In 1930s New England, a young boy named Niles Perry (Chris Udvarnoky) and his twin brother Holland (Martin Udvarnoky) are always talking and playing games around the farm house where they live. What’s odd about their relationship is Niles seems to only communicate with Holland in secret, whispering things and bickering with him. Niles and Holland appear to be All-American kids, but as we later learn, there is something wrong. An evil poisons the idyllic family life Niles and his twin have and the manner in which it occurs is more disturbing than most hardcore horror movies I’ve seen. I’ve always felt psychological thrills (if executed right) are much better than the most bloody, Special FX driven kind. This is a prime example of the type of movie that draws you with its innocent whimsy then suddenly pulls the rug out from under your feet. The film was shot entirely on location in Murphys, California and Angels Camp, California. Director Robert Mulligan had hoped to shoot the film on location in Connecticut, where it takes place, but because it was autumn when the film entered production (and therefore the color of the leaves would not reflect the height of summer, when the story takes place) this idea was dropped.
In the fictional New England town of Ravensback, two chemical workers leave the plant for the day. What they don’t know is there’s a gas pipe leak, causing a large yellow cloud to form.

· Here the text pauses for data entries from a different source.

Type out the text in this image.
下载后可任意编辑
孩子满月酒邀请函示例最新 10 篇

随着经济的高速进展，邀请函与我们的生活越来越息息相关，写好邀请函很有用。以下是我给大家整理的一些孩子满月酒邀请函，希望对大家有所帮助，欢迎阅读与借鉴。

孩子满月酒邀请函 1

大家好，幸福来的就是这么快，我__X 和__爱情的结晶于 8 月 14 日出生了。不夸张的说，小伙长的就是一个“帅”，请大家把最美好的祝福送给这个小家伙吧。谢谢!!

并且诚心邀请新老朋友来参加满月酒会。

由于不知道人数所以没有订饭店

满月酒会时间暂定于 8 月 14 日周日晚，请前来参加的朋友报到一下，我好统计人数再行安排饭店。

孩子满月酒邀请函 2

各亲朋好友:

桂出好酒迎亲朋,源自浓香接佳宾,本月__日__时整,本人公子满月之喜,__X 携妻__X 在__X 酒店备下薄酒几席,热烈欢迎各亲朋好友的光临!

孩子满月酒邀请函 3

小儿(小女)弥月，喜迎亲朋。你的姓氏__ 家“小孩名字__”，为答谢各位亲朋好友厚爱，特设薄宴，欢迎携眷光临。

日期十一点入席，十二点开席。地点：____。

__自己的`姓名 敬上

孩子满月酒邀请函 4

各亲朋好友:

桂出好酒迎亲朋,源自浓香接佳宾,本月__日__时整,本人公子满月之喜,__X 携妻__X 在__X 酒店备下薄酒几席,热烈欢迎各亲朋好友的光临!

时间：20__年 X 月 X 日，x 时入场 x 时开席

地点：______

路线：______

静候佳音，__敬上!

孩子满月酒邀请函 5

A local schoolbus with only a few children left onboard passes through the toxic cloud. The police find the schoolbus empty and begin to search for the driver and kids. When the children later reappear they have black fingernails and are in a zombie like state. To make matters worse, whoever they come in contact with they burn to crisps because of their highly radioactive infused bodies. These little brats give the term “microwave” a bad name! MUSIC: The Children has the same composer as Friday The 13th, so the films' scores sound similar. SOUND FX: The noise made when the possessed children are killed is created from the sound of cats in heat. TRIVIA: Co-writer / producer Carlton J. Albright struck several deals in the course of making this film. One involved giving to the favored charity of the cemetery caretakers in order to use the cemetery seen in the film. Another involved hiring a local girl as a production assistant so her father would agree to the use of his house.